Other end user impact¶
Accesses should be done against a memory object instead of accessing the DB, so we definitely expect better access times and scalability should be improved.
Other deployer impact¶
Filters should no longer place calls to other bits of code except Scheduler. This will be done by modifying Scheduler component to proxy conductor calls to a Singleton which will refuse anything but scheduler-related objects. See footnote  as example. As said above, we will still provide a failback mode for Kilo release in order to have compatibility with N-1 release.
Here, we propose to set the collection of
nova.objects.AggregateList.get_all() during the initialization
nova.scheduler.host_state.HostManager as an attribute to HostManager.
In order to access the list of aggregates than an host belongs to, we plan
to add a list of references to the corresponding Aggregate objects as an
extra attribute of
nova.scheduler.host_state.HostState during that
The second phase would consist to provide updates to that caching system by amending the Scheduler RPC API by adding a new update_aggregate() method, which nova.scheduler.client would expose it too.
The update_aggregate() method would take only one argument, a
nova.objects.Aggregate object and would properly update the
HostManager.aggregates attribute so that the
reference would implicetely be updated.
Every time that an Aggregate would be updated, we would hook the existing nova.compute.api.AggregateAPI class and each method in it by adding another call to nova.scheduler.client which would RPC fanout the call to all nova-scheduler services.
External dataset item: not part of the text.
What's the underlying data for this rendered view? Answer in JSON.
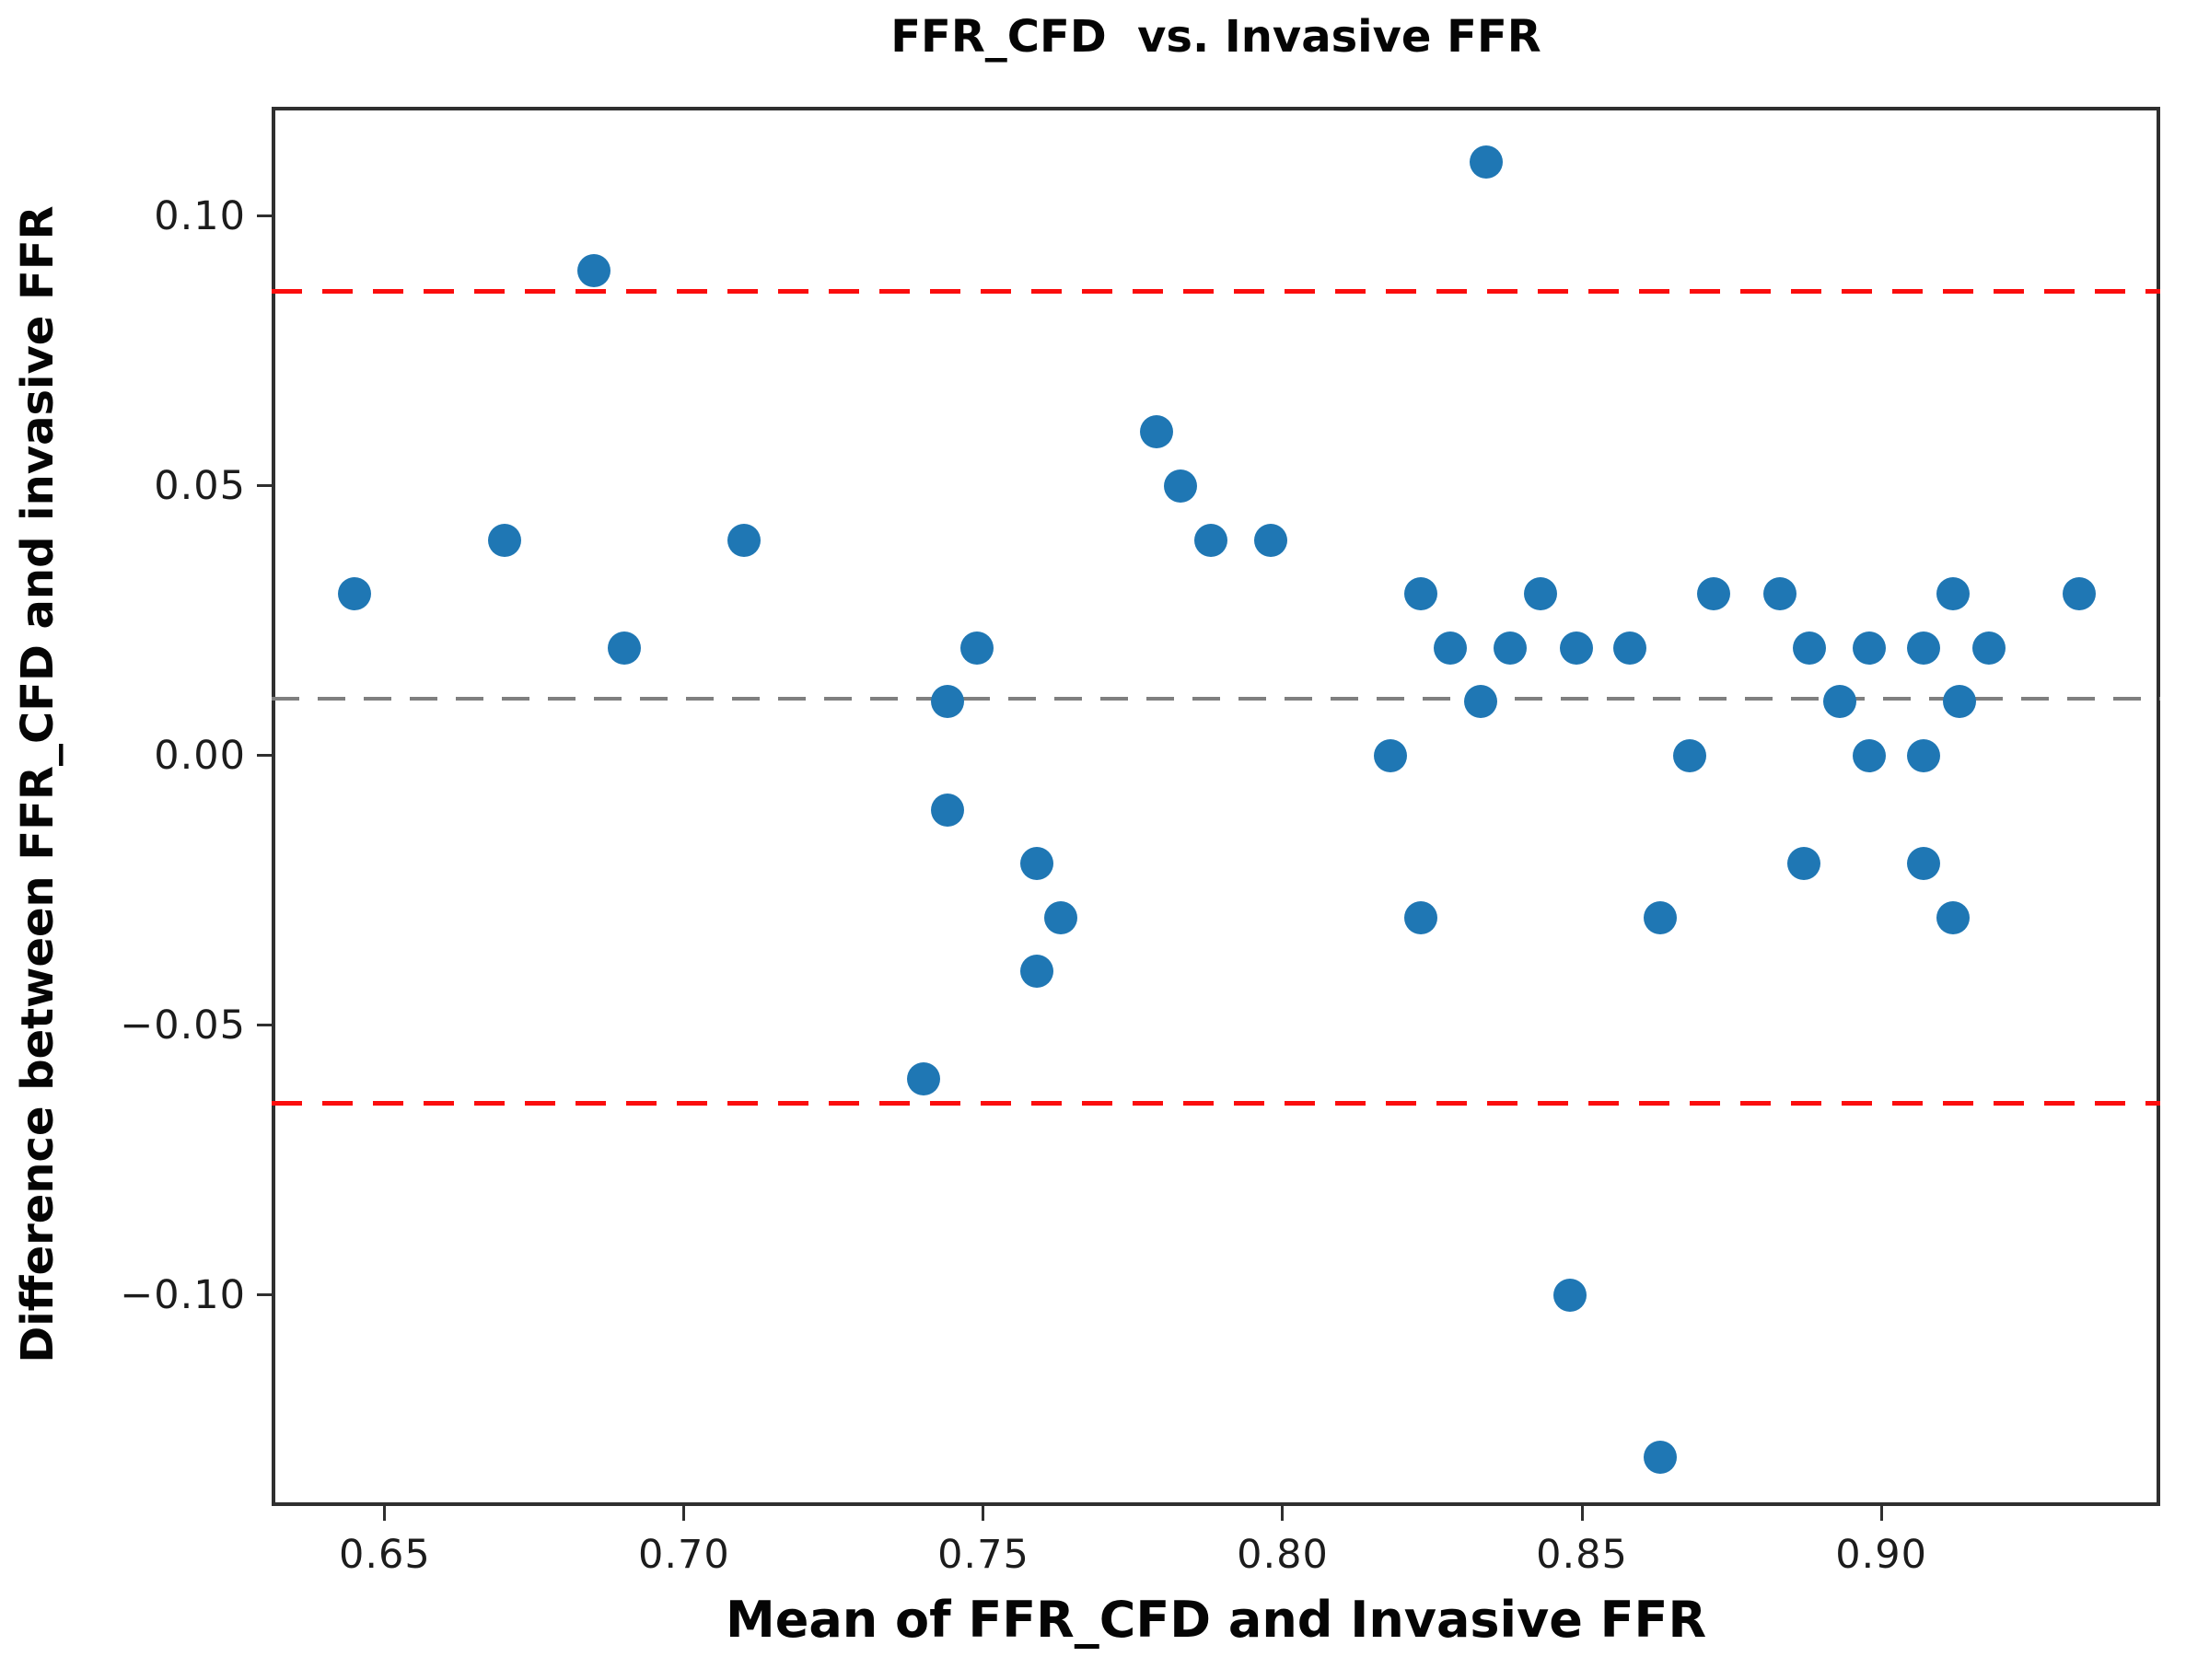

Once all of that would be done, filters would just have to look into HostState.aggregates to access all aggregate information (incl. metadata) related to the aggregates the host belongs to.
- Primary assignee:
- Other contributors:
Instanciate HostManager.aggregates and HostState.aggregates when scheduler is starting
Add update_aggregate() method to the Scheduler RPC API and bump a version
Create nova.scheduler.client method for update_aggregate()
Modify nova.api.AggregateAPI methods to call the scheduler client method
Modify filters so they can look to HostState
Modify scheduler entrypoint to block conductor accesses to Aggregates (once Lxxx release development will be open)
Covered by existing tempest tests and CIs.